Knödel
als Beilage oder als Zwischenmahlzeit sind vor allem im bayrischen
Raum beliebt und verbreitet. Was viele Bürger aus anderen
Teilen Deutschlands nicht wissen: Knödel ist nicht gleich
Knödel. Es gibt nämlich drei unterschiedliche Arten
der Klöße.
Dort gibt es einmal die Mehlklöße.
Die Hauptzutat ihres Teiges ist ist Mehl, daneben enthalten sie
Eier, Milch, Salz und Backpulver. Sie sind salzig und passen besonders
gut zu einem Braten.
Die nächste Knödelvariante sind
Kartoffelknödel. Diese kann man entweder aus rohen oder gekochten
Kartoffeln herstellen. Neben Kartoffeln enthalten sie Butter,
Milch und Speisestärke sowie ein Brötchen. Auch diese
Knödel sind normalerweise salzig und können mit verschiedenen
Braten und Ragouts serviert werden.
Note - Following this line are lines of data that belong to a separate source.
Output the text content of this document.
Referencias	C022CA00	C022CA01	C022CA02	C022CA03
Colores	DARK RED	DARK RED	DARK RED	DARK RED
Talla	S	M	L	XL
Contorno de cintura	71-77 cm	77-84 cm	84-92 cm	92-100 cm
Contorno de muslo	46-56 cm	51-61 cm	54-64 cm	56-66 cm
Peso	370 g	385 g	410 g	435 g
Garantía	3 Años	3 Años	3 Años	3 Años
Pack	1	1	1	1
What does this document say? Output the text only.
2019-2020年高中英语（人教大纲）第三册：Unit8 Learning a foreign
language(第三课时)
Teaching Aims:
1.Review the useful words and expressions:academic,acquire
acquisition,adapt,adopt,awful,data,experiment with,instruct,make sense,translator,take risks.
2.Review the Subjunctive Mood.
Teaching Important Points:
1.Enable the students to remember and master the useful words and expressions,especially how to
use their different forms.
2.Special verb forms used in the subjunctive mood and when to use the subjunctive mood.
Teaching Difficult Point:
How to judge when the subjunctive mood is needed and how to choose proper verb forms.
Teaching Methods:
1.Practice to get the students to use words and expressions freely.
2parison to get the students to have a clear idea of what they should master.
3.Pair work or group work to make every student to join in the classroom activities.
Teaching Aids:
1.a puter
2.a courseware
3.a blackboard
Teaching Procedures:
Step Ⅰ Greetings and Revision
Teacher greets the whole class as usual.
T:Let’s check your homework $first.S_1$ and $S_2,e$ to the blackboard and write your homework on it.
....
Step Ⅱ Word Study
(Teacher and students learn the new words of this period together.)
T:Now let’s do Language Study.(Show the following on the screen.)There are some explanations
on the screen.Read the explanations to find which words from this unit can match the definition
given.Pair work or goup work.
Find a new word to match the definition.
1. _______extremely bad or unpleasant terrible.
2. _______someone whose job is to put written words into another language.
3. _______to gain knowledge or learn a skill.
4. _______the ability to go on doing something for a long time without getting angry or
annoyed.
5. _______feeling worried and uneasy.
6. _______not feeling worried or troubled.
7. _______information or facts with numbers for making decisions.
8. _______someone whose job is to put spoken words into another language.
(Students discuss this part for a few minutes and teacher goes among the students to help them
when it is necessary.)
Man kann sie aber auch süß
mit Früchten zubereiten.
Die bekannteste Knödelart sind jedoch
die Semmelknödel. Ihre Hauptzutat sind Brötchen vom
Vortag und außerdem vor allem Milch und Eier. Für Semmelknödel
gibt es viele unterschiedlich Rezeptabwandlungen, so dass Leberknödel,
Speckknödel oder Schinkenknödel entstehen. Als süße
Variante sind die Kartäuserklöße bekannt, denen
statt Salz Vanillin- und Puderzucker sowie mehr Milch beigemischt
wird.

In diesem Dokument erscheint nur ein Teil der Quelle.